Social Media questions
- Can loperamide cause toxic megacolon? Case studies suggest it can! If a patient has an uncontrolled acute diarrheal illness, then avoid antimotility agents. Dr. Donskey’s Expert Opinion: It can be OK to give loperamide for persistent diarrhea if a patient has been on therapy for 5-7 days and shows signs of clinical improvement. BUT use it judiciously!
- CDI and antibiotic triggers: Avoid clindamycin. Choose antibiotics with a lower risk for CDI if possible. For example, doxycycline has a lower risk of CDI than moxifloxacin. TMP-SMX has a low risk of CDI. Penicillins such as Pip/tazo have a lower CDI risk than cephalosporins. Ceftriaxone is a strong promoter of C.diff so consider utilizing cefazolin or cefepime as they are less likely to promote C.diff (Owens, et al).
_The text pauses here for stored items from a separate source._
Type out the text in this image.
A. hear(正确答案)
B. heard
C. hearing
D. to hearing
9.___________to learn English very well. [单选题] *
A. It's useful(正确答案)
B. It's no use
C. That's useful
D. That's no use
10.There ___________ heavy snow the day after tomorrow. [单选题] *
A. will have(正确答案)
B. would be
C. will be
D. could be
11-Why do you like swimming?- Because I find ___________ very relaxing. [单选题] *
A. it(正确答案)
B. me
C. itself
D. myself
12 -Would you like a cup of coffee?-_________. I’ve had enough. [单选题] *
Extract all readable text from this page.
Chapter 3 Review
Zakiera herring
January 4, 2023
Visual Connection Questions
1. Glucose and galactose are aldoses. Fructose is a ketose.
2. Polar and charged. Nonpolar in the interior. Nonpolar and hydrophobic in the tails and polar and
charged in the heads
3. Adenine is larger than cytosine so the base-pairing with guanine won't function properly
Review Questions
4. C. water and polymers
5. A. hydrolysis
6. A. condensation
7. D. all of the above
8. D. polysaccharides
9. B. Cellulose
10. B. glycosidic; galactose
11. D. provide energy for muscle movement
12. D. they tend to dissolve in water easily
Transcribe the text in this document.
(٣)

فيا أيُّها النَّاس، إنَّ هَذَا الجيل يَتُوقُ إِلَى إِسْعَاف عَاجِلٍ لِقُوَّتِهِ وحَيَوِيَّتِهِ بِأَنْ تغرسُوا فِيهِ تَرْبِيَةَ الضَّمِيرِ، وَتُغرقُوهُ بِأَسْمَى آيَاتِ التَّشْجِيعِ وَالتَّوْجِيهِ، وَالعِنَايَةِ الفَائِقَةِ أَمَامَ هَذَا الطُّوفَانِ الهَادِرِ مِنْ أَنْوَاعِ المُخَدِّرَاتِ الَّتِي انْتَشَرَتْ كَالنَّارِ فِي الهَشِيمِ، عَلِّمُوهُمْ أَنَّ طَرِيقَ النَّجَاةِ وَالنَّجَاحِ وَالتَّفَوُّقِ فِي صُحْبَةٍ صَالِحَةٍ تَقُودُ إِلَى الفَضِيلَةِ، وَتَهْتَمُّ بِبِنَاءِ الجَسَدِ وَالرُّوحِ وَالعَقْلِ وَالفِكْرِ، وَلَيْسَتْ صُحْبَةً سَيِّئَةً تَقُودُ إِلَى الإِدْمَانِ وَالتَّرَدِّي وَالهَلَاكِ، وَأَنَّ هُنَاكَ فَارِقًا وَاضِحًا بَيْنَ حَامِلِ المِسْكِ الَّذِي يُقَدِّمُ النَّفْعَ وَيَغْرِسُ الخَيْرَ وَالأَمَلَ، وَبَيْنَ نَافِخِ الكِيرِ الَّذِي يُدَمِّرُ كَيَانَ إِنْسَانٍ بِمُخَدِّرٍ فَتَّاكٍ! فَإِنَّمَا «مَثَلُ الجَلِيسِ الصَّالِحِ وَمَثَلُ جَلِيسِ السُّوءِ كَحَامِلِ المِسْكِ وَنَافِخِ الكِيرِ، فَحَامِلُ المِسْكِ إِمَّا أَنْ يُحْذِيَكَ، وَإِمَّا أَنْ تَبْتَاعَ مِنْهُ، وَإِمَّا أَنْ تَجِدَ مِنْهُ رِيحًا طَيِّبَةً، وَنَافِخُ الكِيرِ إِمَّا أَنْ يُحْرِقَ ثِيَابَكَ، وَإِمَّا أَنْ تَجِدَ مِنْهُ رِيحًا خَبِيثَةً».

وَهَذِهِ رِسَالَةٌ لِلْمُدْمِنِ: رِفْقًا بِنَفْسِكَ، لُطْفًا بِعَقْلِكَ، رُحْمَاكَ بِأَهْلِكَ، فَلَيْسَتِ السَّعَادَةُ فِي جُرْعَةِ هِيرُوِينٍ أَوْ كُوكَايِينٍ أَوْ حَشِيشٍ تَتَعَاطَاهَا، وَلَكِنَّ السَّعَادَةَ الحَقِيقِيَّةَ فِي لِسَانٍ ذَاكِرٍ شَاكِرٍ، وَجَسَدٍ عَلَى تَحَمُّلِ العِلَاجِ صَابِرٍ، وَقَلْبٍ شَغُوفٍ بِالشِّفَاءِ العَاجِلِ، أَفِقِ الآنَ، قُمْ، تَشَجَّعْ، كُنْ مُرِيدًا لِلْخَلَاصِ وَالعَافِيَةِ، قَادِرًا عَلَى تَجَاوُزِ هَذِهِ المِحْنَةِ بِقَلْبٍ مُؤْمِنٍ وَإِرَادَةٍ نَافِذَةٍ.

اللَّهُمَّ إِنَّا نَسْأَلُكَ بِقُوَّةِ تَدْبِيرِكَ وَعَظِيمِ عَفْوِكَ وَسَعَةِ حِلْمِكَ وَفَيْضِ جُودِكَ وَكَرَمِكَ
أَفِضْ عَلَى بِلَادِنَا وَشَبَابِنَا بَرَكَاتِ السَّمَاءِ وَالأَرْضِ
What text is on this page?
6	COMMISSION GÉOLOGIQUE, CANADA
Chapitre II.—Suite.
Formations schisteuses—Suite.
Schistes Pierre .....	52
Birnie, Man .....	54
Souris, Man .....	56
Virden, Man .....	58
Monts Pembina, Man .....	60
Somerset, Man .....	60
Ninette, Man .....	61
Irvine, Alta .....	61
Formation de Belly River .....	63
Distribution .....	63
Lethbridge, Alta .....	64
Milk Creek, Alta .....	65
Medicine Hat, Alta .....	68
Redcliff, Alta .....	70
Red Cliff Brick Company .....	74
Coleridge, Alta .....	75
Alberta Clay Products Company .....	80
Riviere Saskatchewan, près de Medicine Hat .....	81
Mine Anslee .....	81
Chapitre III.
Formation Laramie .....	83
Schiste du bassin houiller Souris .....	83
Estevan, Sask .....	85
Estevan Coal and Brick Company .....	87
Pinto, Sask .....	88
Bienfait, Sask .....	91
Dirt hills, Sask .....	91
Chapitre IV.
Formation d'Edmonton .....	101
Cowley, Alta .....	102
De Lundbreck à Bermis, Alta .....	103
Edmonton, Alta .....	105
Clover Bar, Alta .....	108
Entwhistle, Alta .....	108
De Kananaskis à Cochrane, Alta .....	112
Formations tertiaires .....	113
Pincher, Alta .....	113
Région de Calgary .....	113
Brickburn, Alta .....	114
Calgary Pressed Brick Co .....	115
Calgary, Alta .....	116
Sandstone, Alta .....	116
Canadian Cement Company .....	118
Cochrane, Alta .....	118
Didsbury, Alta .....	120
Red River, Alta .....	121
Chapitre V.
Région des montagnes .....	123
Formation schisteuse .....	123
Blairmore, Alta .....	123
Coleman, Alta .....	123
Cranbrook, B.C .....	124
- Probiotics: Some evidence evidence suggests that probiotics may prevent antibiotic associated diarrhea, and may prevent CDI recurrence. BUT, the evidence is conflicting/weak. Dr Donskey’s expert opinion: It’s OK for patients to try probiotics if they want, but he doesn’t routinely prescribe them.
- Is there any utility in placing patients on “prophylactic low dose oral vancomycin”, when treating with broad spectrum antibiotics? Dr Donskey’s expert opinion: This is an area of debate and active research. In the future, giving a low dose of oral vancomycin for prophylaxis may prove beneficial in select patients.